Après avoir pris congé de Nicolas, le jeune homme sortit du campus, en se disant que c'était la dernière fois de sa vie qu'il y mettait les pieds.
Demain, le jeune étudiant laissera sa place au sous-directeur de la grande et célèbre société Farmassium, l'entreprise de médicaments reconnue pour son efficacité presque immédiate. Les médicaments Farmassium étaient révolutionnaires ; ils guérissaient les petits maux comme les grandes maladies autrefois irréversible, comme le cancer ou le sida.
M. de Castel, le père fondateur de ces médicaments était mondialement connu et était surnommé par la presse « le héros de la médecine ». En tant que fils de « héros », Victor se devait donc à tout prix de reprendre le flambeau. Le jeune homme n'y voyait pas d'inconvénient. De tout façon, il n'avait jamais d'ailleurs trop su quel métier exercer.
Après avoir passé le grand portail du campus, Victor vit une jeune femme aux longs cheveux auburn. Il l'a reconnue. C'était Jenna. Elle avait toujours été dans la même classe du jeune homme, depuis leur plus jeune âge. Victor l'avait toujours secrètement aimée et admirée.
Se disant que c'était la dernière fois qu'il la voyait, le jeune homme prit son courage à deux mains et décida une bonne fois pour toute d'aller lui parler.
- Jen ! Félicitations pour ton diplôme ! dit Victor en essayant de prendre un ton détaché.
- Merci ! Félicitations à toi aussi ! répondit-elle en souriant.
- Oui... Bon, je me suis fait passer pour un imbécile aux yeux de tout le monde lorsque j'ai vomi, mais...
- Tu t'en fiches, tu ne les reverras plus l'année prochaine. Et puis, au moins, tu as fait un passage original ; tu as même détrôné le gars qui s'est étalé de tout son long lorsqu'il est monté sur la scène, l'an dernier.
Après avoir éclaté de rire, Jenna et Victor restèrent là, tous les deux, à se contempler.

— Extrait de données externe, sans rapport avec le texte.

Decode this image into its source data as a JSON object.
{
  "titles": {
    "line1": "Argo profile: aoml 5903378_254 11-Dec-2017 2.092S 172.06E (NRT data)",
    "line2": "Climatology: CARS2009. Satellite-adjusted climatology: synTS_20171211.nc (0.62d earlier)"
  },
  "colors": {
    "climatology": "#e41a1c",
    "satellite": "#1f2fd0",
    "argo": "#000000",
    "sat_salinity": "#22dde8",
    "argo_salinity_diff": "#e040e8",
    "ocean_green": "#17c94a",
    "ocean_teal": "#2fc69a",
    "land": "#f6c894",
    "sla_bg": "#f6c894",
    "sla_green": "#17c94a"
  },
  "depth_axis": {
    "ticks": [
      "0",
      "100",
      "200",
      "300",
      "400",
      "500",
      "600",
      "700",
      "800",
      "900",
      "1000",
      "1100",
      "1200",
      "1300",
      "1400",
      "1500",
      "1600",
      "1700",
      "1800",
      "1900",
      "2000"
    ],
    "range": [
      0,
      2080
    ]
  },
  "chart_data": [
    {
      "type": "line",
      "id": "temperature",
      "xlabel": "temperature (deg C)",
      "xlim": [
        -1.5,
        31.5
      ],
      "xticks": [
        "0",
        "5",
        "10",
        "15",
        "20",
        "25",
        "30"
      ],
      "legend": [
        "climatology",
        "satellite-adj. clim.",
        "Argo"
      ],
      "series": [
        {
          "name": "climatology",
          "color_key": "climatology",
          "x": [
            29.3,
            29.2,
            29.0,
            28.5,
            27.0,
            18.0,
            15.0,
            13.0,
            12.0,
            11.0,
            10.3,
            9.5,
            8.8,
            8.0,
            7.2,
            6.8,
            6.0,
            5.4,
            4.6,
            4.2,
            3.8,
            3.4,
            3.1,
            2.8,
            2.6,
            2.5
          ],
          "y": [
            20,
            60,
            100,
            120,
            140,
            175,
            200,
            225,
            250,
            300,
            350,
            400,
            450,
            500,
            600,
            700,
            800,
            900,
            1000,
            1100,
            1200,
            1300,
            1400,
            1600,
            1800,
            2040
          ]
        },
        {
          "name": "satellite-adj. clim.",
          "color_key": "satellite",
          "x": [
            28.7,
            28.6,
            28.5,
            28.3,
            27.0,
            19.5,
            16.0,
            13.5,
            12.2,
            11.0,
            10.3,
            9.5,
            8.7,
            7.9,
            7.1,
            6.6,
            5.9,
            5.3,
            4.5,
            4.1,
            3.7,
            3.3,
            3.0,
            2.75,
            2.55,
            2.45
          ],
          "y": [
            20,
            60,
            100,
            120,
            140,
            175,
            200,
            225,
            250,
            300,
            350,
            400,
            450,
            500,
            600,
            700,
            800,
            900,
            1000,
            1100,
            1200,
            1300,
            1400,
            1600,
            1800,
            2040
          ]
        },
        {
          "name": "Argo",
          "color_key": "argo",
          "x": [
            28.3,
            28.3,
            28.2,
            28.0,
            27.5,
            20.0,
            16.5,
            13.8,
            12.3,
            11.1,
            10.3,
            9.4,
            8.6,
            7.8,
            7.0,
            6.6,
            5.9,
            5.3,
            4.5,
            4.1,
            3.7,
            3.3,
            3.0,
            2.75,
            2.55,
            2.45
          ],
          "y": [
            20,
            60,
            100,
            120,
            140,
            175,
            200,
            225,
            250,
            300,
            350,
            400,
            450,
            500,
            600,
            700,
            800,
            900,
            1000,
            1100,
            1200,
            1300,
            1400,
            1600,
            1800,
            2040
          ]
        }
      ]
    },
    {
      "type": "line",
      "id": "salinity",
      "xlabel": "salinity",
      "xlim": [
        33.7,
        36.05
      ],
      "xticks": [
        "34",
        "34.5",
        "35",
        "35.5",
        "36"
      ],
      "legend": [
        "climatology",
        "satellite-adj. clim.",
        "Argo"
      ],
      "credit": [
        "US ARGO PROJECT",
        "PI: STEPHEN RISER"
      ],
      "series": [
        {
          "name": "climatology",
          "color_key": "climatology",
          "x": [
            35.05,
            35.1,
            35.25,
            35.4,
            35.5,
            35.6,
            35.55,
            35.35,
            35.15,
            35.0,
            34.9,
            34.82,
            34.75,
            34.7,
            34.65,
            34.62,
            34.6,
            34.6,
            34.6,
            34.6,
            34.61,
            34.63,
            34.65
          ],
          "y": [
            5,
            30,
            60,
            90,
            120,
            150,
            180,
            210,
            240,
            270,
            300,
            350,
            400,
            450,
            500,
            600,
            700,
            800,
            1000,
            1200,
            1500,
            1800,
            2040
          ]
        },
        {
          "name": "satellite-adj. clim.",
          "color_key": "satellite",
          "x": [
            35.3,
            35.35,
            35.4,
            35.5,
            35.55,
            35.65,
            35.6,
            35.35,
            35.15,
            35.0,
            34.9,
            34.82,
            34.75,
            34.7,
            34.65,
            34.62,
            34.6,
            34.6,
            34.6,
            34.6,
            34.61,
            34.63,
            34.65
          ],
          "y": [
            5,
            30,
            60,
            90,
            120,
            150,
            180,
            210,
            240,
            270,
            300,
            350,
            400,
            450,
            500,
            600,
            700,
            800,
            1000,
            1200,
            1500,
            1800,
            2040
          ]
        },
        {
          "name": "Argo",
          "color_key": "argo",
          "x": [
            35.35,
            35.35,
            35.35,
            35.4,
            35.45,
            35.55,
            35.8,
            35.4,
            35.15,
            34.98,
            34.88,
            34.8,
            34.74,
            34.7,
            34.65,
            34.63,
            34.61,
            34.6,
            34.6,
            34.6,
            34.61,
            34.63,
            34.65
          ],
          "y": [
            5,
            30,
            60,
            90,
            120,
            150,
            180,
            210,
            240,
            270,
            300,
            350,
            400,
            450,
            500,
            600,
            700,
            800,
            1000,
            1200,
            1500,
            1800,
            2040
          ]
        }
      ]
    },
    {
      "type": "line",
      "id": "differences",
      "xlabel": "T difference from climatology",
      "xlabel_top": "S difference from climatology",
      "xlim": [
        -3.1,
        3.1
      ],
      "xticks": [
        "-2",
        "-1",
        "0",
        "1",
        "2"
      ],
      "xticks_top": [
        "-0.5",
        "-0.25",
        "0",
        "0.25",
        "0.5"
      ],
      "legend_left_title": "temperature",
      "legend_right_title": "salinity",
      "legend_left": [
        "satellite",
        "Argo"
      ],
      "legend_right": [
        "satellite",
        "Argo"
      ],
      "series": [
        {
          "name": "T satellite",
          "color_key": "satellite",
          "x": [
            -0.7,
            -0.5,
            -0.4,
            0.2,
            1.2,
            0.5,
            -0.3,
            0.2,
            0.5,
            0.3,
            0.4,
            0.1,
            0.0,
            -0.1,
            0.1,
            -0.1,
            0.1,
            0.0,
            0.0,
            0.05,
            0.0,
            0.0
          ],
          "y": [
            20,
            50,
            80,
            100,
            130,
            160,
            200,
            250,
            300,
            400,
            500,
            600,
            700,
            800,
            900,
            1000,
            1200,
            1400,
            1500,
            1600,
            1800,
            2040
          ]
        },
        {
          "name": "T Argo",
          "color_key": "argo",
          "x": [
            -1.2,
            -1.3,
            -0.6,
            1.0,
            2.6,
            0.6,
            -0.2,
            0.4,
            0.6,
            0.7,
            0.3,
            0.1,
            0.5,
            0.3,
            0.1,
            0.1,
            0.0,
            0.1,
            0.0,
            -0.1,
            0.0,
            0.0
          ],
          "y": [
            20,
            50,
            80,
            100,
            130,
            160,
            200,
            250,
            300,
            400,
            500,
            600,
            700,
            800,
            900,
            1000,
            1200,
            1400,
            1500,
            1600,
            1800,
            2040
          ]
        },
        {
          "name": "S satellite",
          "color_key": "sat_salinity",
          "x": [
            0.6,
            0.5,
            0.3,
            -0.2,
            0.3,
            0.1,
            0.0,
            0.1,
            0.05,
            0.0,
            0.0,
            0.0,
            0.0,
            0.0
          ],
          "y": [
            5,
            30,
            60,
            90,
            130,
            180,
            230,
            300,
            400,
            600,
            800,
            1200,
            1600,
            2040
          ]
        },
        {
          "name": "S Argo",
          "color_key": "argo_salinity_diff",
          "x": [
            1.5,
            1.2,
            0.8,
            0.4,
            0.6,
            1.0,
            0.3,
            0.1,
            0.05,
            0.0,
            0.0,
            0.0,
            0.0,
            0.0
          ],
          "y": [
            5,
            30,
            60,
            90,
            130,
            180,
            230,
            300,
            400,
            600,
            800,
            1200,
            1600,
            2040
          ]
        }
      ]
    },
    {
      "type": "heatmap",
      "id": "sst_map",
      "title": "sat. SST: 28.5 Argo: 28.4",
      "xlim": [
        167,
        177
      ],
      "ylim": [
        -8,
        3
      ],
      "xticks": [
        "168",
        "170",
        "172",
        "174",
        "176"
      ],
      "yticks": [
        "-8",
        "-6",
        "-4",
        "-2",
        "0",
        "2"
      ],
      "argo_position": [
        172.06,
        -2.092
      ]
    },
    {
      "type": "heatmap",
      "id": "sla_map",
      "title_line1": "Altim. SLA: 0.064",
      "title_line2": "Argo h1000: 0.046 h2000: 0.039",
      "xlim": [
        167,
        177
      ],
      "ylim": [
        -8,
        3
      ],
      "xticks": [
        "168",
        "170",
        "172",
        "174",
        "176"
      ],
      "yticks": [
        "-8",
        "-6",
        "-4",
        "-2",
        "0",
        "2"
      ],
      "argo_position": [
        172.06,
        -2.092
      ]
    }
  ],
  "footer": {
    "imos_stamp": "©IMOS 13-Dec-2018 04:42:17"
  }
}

Victor ne cessait d'observer Jenna, voulant à tout prix graver ses traits à jamais dans sa mémoire.
Puis, sans crier gare, leurs visages se rapprochèrent, jusqu'à ce que leur bouche ne firent plus qu'une.
Victor savoura ce moment, plus conquis que jamais. Demain, tout serait fini. Jenna partirait à l'autre bout du monde afin de rejoindre ses parents, invités d'honneur à la cour de Suède.
Quant à lui, il irait à Chicago afin de devenir patron d'une grande entreprise mondiale.
Demain. Un autre jour.
En attendant, il y avait aujourd'hui.
Aujourd'hui, Victor de Castel réalisait son rêve de petit garçon.
Aujourd'hui, Victor de Castel embrassait l'amour de sa vie.
Aujourd'hui, Victor de Castel était le plus heureux des hommes.